In all fairness, I understand that the press believed that I felt that way because my public relations person, who was also a very dear friend, did believe it, and she made the statements that were attributed to me. I was caught in the middle, and rather than point a finger at her, I did the best I could to refute the story whenever confronted by an interviewer. The whole thing was messy and painful. I had never been embroiled in that sort of ruckus before. I know you were going through a lot of flack as well during those stormy days when first you hit Hollywood (or It hit you!). I had hoped then that it would all blow over quickly, but when I saw the quote you allegedly made recently, I felt awful once more.

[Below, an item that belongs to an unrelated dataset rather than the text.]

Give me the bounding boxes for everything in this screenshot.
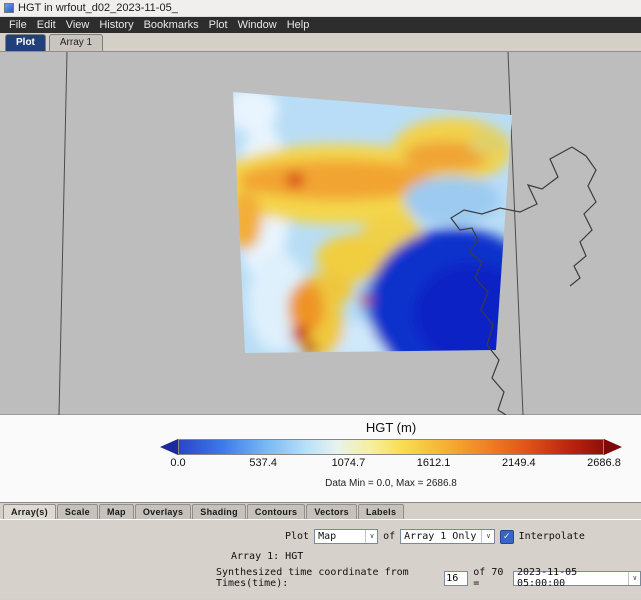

At the age of thirty-five (over the hill in those days!), the role of Georgia was a great gem for me, and I had high hopes (I had just come off of “Honey West”) that it would do a lot for my “career.” The flashy role, along with the drunk scene (which hit the editor’s floor) pretty much cinched the prospect of a supporting nomination with the Academy that year. So, you can understand the humiliation when each day a note would be slipped under my dressing room door, “omit scene so and so.” The scene named would always be the one I had been called in to do that day. I am not whining, dear lady. We’ve all taken our lumps in this “Business.” I’m just sharing with you what was going on at that time with me. You had your own problems. I marveled at how you handled yourself on your first encounter with the alien world of the film industry.
I have had the greatest respect for your talent and for what you have made of yourself, Barbra. You are a brilliant woman and I have always wished you the very best. One more time, it is important for me before I leave this planet to say, I have never accused you of having the role of Georgia cut to the quick.
Classy dame. I hope Streisand responded. The night Francis died, I was at my mother-in-law's house for a birthday party for her friend, actress Barbara Rush. There were several other actresses there and all of them knew and had worked with Anne Francis back in the day. The women had nothing but praise and admiration for the star. Maybe she didn't wear tear-gas earrings, but the real-life Anne Francis was every bit as fun and likable as Honey West.